Pemerintah Kota Batam mengambil langkah tegas dengan berencana mengevaluasi seluruh izin operasional Tempat Hiburan Malam (THM) serta gelanggang permainan di wilayahnya. Langkah ini diambil menyusul serangkaian penggerebekan besar-besaran oleh Badan Reserse Kriminal (Bareskrim) Polri terhadap aktivitas perjudian terselubung dan peredaran narkotika.

Wali Kota Batam sekaligus Kepala Badan Pengusahaan (BP) Batam, Amsakar Achmad, menegaskan bahwa hasil penyelidikan dari kepolisian akan menjadi dasar utama bagi pemerintah daerah untuk meninjau ulang izin usaha THM yang bermasalah. Ia menyatakan pihak pemko menghormati proses hukum yang sedang berjalan dan menyerahkan sepenuhnya detail penyelidikan teknis kepada penyidik Bareskrim Polri.

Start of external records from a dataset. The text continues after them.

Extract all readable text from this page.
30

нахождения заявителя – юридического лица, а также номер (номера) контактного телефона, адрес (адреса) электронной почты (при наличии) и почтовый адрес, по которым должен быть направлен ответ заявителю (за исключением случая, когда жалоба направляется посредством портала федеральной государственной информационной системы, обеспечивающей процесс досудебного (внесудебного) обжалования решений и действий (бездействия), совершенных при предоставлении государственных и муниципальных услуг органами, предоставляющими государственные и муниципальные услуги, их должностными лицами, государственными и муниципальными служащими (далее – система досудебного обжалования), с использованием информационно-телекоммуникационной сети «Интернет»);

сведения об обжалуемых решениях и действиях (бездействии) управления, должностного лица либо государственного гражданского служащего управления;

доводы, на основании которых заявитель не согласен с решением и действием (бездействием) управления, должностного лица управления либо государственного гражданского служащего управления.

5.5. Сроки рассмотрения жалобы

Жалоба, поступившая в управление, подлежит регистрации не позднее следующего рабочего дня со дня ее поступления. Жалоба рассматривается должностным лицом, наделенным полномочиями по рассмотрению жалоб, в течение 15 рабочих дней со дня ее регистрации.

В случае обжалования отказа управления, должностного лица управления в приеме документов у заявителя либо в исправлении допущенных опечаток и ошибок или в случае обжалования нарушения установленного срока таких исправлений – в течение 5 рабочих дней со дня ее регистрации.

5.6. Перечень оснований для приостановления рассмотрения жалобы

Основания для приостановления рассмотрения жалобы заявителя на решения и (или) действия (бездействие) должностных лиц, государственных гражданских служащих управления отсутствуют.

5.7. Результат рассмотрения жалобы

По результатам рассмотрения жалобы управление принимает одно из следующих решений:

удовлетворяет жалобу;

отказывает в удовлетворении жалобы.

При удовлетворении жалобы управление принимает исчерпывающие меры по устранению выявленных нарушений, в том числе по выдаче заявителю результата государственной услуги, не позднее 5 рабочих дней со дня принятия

Penertiban ini bermula dari tindakan tegas kepolisian yang menggerebek HH Club Planet 3.0 PUB & KTV pada Senin (10/8/2026) dini hari, di mana petugas mengamankan 32 orang. Operasi tersebut kemudian meluas pada Sabtu (15/8/2026) dengan penyegelan dua tempat hiburan malam lainnya dari grup manajemen yang sama, yaitu Newton Club di Jodoh dan F1 Club di Planet Holiday Hotel.

Dalam operasi penggeledahan di jaringan tempat hiburan tersebut, aparat berhasil mengamankan barang bukti berupa 762 butir narkotika jenis inex yang disimpan di dalam brankas. Selain itu, petugas juga menyita 11 unit mobil mewah yang kini telah diamankan di Markas Kepolisian Daerah Kepulauan Riau guna penyelidikan lebih lanjut.

Pada hari yang sama, Bareskrim Polri juga berhasil membongkar praktik judi kasino terselubung yang berlokasi di kompleks Ruko Nagoya Indah, Batu Selicin. Setelah melakukan penyelidikan intensif selama tiga bulan, polisi menciduk 197 orang di lokasi kejadian dan menyita barang bukti uang tunai dengan nilai fantastis mencapai Rp7,7 miliyar.

Wakabareskrim Polri, Irjen Pol Nunung Syaifuddin, menjelaskan bahwa dari ratusan orang yang ditangkap, peran mereka bervariasi mulai dari pemilik tempat usaha, manajer, kasir, dealer, hingga para pemain. Di antara puluhan pemain yang ditahan, terdapat sepuluh warga negara asing yang turut diamankan, meliputi tujuh warga negara China, dua warga negara Singapura, dan satu warga negara Malaysia.

Saat ini, Pemko Batam memilih bersikap kooperatif dengan tidak mendahului proses hukum yang berjalan. Sanksi administratif serta pencabutan izin usaha baru akan diputuskan secara terukur setelah kepolisian merampungkan seluruh berkas penyelidikan perkara tersebut.